Q3: What is the ReAct pattern and what three functions do explicit reasoning traces serve? [Medium]
A: ReAct (Reason + Act) is the pattern where the agent writes explicit reasoning traces (labeled "Thought") before each tool call, making its logic visible in the output. The three functions: (1) Keeps the agent on track — writing out reasoning before acting prevents the agent from jumping to action before it understands the situation; (2) Makes debugging possible — you can read exactly what the agent was reasoning at the step where things went wrong; (3) Enables self-correction — the agent can explicitly evaluate whether its previous action succeeded before deciding what to do next. Without ReAct, agents tend to take premature actions and their errors are very hard to trace.
Q4: Name four termination conditions an agent should have. What should happen when a bound is hit? [Medium]
A: Four conditions: max steps (maximum loop iterations), max tokens (total context size), max wall time (seconds), and max cost (dollar cap). A fifth is infinite-loop detection (same tool call repeated 3+ times). When any bound is hit, the agent should NOT raise a raw exception or return nothing. The correct behavior is to return a partial result with a status flag ("status": "limit_reached", "limit_type": "max_steps"), include whatever output was produced before the limit, and log the event for monitoring. This allows the system to return something useful to the user and enables post-hoc analysis of why the agent hit its limit.

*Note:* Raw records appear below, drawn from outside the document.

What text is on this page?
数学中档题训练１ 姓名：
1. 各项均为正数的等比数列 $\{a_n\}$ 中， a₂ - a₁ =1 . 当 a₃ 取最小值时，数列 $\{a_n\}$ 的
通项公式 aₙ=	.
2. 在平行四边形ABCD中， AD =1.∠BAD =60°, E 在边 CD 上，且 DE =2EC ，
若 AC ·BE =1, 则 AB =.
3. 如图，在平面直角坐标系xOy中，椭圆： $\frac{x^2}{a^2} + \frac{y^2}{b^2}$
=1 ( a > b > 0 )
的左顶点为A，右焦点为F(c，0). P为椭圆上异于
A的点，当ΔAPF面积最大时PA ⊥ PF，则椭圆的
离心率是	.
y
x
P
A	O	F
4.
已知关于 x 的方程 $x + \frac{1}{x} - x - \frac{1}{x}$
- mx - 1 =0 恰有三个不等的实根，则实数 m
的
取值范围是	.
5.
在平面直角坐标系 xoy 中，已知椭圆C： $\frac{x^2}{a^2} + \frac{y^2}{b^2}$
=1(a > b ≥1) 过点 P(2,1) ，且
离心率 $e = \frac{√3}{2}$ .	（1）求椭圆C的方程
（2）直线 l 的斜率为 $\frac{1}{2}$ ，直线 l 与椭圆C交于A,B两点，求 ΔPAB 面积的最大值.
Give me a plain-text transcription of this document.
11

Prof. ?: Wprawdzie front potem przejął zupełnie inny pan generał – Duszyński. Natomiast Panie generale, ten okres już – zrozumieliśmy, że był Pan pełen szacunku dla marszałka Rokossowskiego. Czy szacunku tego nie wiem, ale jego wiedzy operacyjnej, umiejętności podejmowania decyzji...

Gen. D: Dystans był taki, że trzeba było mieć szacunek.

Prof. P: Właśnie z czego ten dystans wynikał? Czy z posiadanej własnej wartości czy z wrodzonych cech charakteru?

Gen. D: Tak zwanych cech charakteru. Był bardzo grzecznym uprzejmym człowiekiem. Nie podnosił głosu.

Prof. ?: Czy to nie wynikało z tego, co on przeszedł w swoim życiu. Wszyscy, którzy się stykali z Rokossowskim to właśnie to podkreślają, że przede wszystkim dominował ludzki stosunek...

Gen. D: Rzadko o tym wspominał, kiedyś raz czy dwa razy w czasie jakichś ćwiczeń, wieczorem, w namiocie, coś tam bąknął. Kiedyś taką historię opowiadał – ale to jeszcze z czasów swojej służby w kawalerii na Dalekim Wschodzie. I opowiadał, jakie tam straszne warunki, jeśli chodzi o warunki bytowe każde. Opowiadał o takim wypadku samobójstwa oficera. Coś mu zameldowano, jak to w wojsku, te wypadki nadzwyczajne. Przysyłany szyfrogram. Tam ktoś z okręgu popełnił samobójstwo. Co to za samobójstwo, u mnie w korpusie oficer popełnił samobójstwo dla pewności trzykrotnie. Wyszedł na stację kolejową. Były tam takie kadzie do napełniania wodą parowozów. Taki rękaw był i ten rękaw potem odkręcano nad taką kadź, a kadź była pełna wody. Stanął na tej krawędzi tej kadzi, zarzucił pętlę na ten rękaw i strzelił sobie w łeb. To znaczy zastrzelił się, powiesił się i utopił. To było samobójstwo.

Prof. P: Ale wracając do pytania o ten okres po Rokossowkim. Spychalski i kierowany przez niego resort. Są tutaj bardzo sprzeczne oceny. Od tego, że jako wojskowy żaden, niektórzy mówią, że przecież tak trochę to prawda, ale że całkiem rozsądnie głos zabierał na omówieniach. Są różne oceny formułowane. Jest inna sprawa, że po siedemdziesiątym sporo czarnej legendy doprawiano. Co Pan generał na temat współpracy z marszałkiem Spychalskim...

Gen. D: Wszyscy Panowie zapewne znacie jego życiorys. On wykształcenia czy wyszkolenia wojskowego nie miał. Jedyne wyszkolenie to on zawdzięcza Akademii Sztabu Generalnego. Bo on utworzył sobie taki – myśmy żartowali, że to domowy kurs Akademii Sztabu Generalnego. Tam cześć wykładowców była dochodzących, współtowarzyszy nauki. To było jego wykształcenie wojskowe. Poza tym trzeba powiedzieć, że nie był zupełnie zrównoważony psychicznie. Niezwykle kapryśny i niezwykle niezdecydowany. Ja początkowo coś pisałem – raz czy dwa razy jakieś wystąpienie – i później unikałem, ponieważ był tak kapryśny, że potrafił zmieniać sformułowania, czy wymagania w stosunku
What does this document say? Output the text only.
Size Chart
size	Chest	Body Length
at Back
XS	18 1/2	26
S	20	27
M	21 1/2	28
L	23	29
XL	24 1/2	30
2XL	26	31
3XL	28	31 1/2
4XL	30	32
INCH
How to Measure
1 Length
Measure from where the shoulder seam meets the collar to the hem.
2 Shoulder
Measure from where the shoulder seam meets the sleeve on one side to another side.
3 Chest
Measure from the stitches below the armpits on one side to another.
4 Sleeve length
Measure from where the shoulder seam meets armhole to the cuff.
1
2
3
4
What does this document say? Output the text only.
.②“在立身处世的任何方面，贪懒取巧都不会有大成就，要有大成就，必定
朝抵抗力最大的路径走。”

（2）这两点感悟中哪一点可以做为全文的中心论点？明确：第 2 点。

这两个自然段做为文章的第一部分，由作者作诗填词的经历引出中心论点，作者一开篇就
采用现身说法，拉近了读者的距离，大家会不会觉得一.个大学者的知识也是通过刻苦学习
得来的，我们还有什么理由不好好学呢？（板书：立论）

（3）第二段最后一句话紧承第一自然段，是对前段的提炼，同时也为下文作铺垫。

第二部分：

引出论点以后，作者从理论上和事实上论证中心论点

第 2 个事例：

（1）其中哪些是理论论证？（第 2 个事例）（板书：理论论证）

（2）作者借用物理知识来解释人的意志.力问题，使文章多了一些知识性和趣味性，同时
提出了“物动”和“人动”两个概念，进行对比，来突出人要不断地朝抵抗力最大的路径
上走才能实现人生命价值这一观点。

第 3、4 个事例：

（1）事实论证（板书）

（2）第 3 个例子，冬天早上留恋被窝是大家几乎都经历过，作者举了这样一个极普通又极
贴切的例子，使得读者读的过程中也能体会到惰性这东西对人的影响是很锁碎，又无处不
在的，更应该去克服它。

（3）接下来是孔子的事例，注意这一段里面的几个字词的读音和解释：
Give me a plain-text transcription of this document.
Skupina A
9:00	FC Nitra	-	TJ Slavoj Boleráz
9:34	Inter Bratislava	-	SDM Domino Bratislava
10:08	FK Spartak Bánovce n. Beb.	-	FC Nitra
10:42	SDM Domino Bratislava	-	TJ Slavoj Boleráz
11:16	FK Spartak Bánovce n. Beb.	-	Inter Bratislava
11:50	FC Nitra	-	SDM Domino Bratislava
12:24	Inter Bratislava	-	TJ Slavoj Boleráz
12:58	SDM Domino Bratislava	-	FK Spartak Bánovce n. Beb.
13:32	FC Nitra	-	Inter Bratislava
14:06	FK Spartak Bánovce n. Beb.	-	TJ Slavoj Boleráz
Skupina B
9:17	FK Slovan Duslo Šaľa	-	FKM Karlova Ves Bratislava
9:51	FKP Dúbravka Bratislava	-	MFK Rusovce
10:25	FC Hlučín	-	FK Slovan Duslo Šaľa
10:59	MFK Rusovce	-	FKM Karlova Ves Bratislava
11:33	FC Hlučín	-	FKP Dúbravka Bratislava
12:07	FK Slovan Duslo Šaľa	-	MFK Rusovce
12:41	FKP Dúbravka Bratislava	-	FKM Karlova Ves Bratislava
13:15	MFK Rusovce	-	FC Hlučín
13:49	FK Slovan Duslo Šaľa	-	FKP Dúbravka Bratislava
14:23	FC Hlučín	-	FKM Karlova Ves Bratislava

Q5: What is tool argument hallucination and how do you prevent it? [Hard]
A: Tool argument hallucination is when the LLM calls a tool with parameter values that don't appear in the conversation and were not provided by the user — the model invents them. For example, the user mentions order ORD-555 and the agent calls get_order(order_id="ORD-999"). This is a significant real-world failure mode because the tool succeeds syntactically but returns information about the wrong entity. Prevention has two layers: (1) Validate tool arguments before execution — use schema validation (Pydantic) to catch format violations, and cross-reference against context where possible; (2) Improve tool descriptions to be explicit about where arguments should come from: "Use the exact order ID the user provided, verbatim — do not guess or generate order IDs."
Q6: How do parallel tool calls differ from sequential calls and when should an agent use them? [Hard]
A: Sequential calls execute one tool, wait for the result, then call the next — each call adds full tool latency to the total. Parallel calls send multiple tool invocations simultaneously and wait for all results at once — total latency is the max of any one call rather than the sum. Use parallel calls when (a) multiple pieces of information are needed and (b) the queries are independent — the result of one does not determine the input of another. Example: looking up weather in three cities is perfectly parallel (three independent searches). But looking up a user's order history and then looking up the details of their most recent order is sequential (you need the first result to know what to query next). Most LLMs will choose parallel calls naturally when given permission in the system prompt, but explicitly encouraging them ("You can call multiple tools at once when the queries are independent") improves the frequency.